3.27.2012

Change

I know I owe a couple of Waylon update posts and I will deliver but for now I just need to be real. To share what's been on my mind and heart.

For quite some time, I've felt stuck, uninspired, depleted, unsatisfied. Mostly with how I spend my time. Please do not mistake my words to say I'm unsatisfied with my life. At all. Nothing could be further from the truth. What I mean is I'm unsatisfied personally, spiritually. In American society, it's so easy to get caught up in self. It actually takes a TON of effort to avoid it. But honestly it breaks my heart to think that I get so caught up in my own [schedule, job, family, needs, wants] I forget about the rest of the world.

Several months back I began praying for what God would have me to do career wise. I did not feel like I was fulfulling my purpose couped up in an office 8:00-4:30. I honestly felt like I was watching life pass me by, like I was just a bystander. As I continued to pray for help being obedient, God provided daily provisions. He put people in my path who had been exactly where I was. The pastor preached messages on leaving the familiar behind to experience the extraordinary. Life journal Scriptures were pertaining to walking in faith, trusting the Lord to provide. It all hit very, very close to my heart.

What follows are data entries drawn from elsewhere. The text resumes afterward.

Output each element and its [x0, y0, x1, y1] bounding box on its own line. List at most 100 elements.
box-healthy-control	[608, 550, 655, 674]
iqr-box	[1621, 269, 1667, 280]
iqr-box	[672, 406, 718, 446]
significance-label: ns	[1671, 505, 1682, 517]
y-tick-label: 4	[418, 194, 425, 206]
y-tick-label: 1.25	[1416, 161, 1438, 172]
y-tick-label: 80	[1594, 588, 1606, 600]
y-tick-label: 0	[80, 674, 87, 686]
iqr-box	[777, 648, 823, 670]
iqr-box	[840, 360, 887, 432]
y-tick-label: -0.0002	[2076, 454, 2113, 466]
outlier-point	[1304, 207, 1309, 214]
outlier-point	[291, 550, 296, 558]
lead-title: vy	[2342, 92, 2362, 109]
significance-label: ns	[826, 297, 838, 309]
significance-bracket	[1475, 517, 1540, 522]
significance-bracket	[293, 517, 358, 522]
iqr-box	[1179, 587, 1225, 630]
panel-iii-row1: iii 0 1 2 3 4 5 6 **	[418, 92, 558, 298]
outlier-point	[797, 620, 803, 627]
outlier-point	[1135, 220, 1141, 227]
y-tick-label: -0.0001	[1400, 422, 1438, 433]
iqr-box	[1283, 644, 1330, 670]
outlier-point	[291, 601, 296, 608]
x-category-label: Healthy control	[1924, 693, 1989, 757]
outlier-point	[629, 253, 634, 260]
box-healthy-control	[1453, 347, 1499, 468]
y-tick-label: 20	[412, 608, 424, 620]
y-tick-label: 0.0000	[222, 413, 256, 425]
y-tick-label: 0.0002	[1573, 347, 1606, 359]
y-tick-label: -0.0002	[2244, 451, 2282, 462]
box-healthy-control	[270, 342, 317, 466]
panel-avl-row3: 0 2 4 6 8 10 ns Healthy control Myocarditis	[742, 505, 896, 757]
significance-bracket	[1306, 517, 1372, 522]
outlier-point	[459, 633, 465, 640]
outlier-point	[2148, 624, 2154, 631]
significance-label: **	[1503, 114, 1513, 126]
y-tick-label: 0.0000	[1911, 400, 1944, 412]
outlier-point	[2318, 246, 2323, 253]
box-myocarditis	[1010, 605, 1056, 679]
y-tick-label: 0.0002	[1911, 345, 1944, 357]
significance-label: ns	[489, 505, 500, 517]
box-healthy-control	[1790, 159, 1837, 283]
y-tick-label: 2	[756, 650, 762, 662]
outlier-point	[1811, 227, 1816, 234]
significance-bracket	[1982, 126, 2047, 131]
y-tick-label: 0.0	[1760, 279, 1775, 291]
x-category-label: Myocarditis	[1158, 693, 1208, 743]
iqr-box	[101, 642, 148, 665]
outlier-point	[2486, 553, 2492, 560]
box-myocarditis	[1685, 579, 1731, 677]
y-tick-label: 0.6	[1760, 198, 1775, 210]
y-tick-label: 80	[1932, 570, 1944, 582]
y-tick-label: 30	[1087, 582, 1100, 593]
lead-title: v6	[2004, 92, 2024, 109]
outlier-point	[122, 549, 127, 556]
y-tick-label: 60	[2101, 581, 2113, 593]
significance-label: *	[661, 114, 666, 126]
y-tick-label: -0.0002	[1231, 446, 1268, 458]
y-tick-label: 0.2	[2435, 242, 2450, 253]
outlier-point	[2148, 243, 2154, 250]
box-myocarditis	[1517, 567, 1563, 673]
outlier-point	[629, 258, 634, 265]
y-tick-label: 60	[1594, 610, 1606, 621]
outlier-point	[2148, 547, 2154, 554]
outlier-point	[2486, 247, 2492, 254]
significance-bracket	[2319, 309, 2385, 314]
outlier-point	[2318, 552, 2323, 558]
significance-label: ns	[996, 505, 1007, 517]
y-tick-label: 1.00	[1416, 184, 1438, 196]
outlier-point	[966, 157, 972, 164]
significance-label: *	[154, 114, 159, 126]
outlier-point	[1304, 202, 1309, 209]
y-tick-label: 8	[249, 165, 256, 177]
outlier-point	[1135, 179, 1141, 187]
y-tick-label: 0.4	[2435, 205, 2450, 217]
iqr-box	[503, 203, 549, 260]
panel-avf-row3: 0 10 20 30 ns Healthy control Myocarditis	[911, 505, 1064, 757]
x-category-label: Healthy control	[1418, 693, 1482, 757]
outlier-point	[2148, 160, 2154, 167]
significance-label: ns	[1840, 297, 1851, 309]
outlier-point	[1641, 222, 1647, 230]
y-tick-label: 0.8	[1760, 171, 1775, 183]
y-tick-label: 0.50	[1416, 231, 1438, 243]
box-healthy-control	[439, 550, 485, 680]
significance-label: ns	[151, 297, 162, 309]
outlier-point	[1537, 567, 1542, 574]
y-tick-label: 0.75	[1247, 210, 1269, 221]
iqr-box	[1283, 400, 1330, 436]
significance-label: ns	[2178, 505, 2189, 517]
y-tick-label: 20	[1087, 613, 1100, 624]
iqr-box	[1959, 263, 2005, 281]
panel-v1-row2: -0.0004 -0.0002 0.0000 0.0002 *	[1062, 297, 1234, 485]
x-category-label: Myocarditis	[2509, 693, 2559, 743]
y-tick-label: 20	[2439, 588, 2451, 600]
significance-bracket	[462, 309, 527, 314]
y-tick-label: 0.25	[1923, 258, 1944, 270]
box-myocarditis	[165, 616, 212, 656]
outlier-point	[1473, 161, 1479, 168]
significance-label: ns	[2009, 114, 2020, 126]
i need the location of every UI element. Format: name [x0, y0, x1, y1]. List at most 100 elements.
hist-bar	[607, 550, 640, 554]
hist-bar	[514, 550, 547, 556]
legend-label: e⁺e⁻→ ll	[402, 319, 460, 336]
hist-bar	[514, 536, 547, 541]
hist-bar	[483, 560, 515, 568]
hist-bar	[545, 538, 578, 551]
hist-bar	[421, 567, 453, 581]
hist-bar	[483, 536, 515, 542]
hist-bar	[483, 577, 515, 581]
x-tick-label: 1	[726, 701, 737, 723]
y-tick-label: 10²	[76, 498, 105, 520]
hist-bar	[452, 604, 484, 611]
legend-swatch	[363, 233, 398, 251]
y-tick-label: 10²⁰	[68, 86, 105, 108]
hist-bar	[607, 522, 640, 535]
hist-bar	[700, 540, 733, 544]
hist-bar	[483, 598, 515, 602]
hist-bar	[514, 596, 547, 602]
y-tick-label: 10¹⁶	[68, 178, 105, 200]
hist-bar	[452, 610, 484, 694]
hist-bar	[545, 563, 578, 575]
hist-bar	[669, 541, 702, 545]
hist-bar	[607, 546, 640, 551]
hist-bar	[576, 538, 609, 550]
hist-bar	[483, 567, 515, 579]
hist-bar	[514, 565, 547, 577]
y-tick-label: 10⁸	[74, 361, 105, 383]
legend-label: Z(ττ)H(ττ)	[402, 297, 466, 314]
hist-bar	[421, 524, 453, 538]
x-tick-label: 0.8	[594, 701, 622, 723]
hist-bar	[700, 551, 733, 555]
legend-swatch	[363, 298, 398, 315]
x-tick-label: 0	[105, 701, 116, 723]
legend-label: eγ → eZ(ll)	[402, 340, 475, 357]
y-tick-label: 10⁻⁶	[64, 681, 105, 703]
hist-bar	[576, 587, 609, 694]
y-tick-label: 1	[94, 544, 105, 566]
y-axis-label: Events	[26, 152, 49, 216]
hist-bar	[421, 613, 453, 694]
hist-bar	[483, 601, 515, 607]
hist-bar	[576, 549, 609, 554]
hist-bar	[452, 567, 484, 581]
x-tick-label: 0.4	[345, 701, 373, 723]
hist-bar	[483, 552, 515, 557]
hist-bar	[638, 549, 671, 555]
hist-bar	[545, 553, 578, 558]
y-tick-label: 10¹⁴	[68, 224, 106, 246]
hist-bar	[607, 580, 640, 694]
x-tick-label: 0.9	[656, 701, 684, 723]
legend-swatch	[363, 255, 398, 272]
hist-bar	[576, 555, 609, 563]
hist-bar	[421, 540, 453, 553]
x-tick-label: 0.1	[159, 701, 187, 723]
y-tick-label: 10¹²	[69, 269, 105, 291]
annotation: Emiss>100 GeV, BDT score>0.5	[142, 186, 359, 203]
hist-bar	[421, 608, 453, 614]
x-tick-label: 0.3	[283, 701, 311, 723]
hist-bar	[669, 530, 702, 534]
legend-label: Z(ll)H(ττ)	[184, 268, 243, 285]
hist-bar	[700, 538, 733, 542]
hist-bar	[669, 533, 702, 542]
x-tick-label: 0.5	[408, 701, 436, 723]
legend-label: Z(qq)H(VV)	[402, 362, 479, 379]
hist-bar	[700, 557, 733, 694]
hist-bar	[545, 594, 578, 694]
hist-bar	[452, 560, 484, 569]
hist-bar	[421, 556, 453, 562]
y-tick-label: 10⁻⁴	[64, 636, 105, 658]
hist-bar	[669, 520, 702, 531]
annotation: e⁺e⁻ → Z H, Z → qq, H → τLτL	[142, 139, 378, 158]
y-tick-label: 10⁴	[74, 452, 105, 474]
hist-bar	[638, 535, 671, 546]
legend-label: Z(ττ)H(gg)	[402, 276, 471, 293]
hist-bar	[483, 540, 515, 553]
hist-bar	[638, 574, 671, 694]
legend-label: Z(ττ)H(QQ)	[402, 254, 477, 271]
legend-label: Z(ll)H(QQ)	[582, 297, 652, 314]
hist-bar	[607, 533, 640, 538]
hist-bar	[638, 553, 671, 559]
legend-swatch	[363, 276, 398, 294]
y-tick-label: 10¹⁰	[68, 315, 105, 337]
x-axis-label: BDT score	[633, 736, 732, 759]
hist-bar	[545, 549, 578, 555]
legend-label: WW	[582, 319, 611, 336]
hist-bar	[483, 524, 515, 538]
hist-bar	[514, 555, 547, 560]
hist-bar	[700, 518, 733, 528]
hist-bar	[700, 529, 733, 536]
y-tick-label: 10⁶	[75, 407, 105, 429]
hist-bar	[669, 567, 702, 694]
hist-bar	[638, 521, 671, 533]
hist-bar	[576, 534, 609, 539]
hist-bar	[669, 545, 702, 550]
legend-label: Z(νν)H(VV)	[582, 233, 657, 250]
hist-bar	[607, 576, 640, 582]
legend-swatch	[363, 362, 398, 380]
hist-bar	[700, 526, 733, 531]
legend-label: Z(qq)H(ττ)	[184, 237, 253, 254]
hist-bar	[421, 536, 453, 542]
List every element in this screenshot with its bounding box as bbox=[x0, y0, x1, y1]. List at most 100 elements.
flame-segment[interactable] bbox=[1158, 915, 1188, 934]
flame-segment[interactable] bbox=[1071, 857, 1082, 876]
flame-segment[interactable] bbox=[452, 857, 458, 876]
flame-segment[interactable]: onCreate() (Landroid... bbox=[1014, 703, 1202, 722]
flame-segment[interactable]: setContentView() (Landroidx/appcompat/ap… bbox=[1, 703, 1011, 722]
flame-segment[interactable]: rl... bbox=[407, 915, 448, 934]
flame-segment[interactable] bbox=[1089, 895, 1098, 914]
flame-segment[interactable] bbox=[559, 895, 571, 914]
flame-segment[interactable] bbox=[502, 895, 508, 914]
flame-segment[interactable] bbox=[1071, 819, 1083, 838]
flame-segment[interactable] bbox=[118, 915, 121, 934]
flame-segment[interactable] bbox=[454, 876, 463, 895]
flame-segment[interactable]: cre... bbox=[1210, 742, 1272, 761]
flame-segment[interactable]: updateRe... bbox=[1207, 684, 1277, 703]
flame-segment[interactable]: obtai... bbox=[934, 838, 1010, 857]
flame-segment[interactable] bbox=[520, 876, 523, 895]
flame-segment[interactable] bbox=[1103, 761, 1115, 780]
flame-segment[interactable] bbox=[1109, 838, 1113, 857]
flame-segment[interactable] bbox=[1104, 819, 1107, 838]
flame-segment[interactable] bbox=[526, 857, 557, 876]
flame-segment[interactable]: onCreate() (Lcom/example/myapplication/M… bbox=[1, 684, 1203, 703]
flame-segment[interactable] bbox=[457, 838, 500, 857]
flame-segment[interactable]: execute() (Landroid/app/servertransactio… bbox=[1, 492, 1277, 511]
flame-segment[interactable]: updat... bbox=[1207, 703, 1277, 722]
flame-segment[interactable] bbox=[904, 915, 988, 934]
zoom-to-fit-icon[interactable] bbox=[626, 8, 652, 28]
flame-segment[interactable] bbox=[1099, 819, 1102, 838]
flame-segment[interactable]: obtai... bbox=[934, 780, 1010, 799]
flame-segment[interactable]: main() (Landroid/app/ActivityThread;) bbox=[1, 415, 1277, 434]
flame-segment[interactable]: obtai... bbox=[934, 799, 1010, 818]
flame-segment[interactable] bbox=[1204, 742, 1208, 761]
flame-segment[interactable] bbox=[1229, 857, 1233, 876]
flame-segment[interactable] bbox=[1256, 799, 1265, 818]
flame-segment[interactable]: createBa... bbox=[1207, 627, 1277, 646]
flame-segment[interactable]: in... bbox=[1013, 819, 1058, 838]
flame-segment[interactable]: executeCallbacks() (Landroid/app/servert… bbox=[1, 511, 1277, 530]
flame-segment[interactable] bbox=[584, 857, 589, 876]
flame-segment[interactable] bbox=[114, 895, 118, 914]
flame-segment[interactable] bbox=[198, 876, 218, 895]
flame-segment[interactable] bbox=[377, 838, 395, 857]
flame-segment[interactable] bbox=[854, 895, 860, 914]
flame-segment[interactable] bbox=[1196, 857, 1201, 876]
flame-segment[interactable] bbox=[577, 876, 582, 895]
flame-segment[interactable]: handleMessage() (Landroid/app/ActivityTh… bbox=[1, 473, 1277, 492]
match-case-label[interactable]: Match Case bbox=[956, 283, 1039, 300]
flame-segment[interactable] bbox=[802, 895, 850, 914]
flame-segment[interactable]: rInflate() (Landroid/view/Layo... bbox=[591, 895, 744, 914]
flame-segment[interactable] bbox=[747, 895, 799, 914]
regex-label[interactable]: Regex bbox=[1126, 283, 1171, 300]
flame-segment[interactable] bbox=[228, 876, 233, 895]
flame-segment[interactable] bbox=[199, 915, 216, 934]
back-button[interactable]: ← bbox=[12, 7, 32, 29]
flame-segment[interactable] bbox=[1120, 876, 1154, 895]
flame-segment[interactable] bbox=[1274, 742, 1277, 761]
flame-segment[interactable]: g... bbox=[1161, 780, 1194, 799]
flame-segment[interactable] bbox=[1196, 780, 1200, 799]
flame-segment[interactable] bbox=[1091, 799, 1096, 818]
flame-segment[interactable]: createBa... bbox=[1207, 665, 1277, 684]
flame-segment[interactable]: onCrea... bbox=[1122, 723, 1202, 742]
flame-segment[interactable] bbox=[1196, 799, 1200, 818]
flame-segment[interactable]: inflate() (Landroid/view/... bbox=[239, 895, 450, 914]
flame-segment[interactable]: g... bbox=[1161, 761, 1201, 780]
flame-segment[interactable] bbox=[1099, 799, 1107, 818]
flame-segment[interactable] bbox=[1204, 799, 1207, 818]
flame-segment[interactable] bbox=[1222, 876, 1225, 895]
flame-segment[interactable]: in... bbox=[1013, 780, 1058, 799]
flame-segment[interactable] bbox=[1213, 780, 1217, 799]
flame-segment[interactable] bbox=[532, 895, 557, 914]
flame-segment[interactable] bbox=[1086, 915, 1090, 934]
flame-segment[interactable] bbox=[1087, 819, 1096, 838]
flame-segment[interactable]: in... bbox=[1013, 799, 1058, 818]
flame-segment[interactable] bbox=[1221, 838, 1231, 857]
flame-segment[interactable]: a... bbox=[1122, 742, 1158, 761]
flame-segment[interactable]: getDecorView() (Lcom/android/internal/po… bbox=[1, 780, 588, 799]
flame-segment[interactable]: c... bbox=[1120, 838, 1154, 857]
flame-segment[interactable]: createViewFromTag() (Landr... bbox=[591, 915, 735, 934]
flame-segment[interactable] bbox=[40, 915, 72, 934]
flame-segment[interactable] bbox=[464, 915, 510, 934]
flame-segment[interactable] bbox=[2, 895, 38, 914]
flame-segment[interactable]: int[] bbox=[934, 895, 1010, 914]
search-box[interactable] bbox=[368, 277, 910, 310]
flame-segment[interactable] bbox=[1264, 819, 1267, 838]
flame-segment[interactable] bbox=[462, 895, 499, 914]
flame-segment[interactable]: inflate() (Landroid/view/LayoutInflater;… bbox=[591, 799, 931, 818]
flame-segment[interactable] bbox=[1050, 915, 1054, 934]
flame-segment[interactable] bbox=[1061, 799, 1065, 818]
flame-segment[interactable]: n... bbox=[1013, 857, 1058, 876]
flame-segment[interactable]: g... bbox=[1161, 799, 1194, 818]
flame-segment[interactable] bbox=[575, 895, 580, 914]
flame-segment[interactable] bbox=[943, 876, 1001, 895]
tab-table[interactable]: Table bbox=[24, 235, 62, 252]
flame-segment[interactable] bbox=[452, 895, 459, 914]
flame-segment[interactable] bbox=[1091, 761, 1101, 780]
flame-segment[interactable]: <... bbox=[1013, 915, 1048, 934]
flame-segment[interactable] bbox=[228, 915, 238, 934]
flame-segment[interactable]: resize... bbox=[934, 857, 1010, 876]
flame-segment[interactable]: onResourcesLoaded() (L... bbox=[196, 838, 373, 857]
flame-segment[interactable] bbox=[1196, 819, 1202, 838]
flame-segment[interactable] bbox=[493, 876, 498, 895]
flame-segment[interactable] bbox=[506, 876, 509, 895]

This life is not about Stephanie Eldridge. It's not about how comfortable I am. In fact, I have begun to believe that the more comfortable I am, the more in danger I am of becoming content with mediocrity and the more likely I will be to do life my way. DANGER AHEAD! That should be what floods my mind when I start thinking about living life my way. It never turns out good, ever.

My deepest desire and the focus of my prayers regarding my career path was obedience. I did not want to do anything based on emotion, my desires. I wanted what's best for my family. But most importantly, I wanted to be obedient to God. I struggled. I wrestled. God was faithful. He answered.

I put in my two weeks at my current job on 3/14/12. I'm leaving behind a stable career with a good company to stay at home 3 days a week with Waylon. On paper, nothing makes sense. Some people question our decision. But when I close my eyes and say my prayers at night before I go to sleep, a peace overwhelms me, and I know I've made the right decision. Jesus reassures me that He is in control. And that's all that matters.